A map of a compact connected manifold with non-empty boundary to a sphere of the same dimension is null-homotopic

Question

In Milnor & Kervaire's Groups of Homotopy Spheres paper, this claim:

A map of a compact connected manifold with non-empty boundary to a sphere of the same dimension is null-homotopic

is made without justification or reference. Can anyone see why is it true?

All I can think of is that compact manifolds with non-empty boundary have top homology $0$, so this map induces $0$ in all homology groups (except the $0$th, of course). However, this doesn't seem to help. It's easy to see that the map restricted to the boundary is null-homotopic (since it can't be surjective there, say by Sard's theorem), but that also doesn't seem to help. Any explanations / references are appreciated.

Answer 1

A connected compact smooth manifold $M$ of dimension $n$ with nonempty boundary deformation to a simplicial complex where all cells have dimension at most $n-1$. See this answer by Lee Mosher for a proof. The basic idea, as far as I understand, is to remove the boundary to get a noncompact manifold, take a triangulation of the resulting manifold, and then shrink all the $n$-cells starting "from the outside" (like when you deformation retract $[0,\infty)$ onto $\{0\}$) – this last part is rather tricky and the first version of my answer was a bit naive, thanks to Lee Mosher for giving me a link to the full proof.
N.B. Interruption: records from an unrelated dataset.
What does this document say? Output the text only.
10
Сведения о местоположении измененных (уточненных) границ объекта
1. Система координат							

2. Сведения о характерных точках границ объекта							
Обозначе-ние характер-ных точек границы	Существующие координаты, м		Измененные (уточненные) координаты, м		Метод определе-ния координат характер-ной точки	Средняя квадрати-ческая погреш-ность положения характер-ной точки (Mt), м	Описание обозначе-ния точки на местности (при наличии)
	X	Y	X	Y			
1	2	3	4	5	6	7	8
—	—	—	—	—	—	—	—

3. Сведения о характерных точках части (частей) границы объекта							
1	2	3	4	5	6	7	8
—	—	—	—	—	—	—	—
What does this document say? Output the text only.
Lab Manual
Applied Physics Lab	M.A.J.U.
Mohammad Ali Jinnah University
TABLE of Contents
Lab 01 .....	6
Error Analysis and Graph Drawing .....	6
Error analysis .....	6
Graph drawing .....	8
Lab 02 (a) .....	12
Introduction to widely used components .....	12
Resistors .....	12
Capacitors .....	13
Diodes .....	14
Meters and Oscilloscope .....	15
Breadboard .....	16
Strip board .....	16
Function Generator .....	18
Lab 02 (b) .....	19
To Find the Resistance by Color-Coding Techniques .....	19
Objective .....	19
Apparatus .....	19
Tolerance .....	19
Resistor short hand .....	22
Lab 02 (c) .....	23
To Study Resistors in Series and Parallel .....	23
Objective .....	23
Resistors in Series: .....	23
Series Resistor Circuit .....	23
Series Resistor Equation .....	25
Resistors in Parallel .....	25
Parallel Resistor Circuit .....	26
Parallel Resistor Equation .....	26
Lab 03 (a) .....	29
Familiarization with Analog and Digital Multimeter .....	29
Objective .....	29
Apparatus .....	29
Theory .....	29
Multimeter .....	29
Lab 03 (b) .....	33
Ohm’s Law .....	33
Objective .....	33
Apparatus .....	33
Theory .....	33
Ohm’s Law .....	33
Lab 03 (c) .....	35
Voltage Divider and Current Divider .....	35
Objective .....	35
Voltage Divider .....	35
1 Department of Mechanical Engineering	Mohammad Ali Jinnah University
And now by cellular approximation, a map from a simplicial complex of dimension $\le n-1$ to $S^n$ is nullhomotopic, because you can consider a CW-complex structure on $S^n$ where the $(n-1)$-skeleton is just a point.

(I used a triangulation here, I'm not sure it's strictly necessary... Maybe there's an easier argument.)

Answer 2

This follows from the fact that such a manifold has no top-dimensional cohomology.

Note that one can construct a $K(\mathbb{Z}, n)$ from $S^n$ by gluing on cells of dimension at least $n + 2$ to kill the higher homotopy groups. So the $(n+1)$-skeleton of this $K(\mathbb{Z}, n)$, denoted $K(\mathbb{Z}, n)^{(n+1)}$, is $S^n$. As Eilenberg-MacLane spaces represent cohomology, for any $n$-dimensional manifold $M$ we have

$$H^n(M; \mathbb{Z}) \cong [M, K(\mathbb{Z}, n)] \cong [M, K(\mathbb{Z}, n)^{(n+1)}] \cong [M, S^n]$$

where we use cellular approximation in the second step. Therefore, if $M$ is an $n$-dimensional manifold which is not closed, every map $M \to S^n$ is nullhomotopic.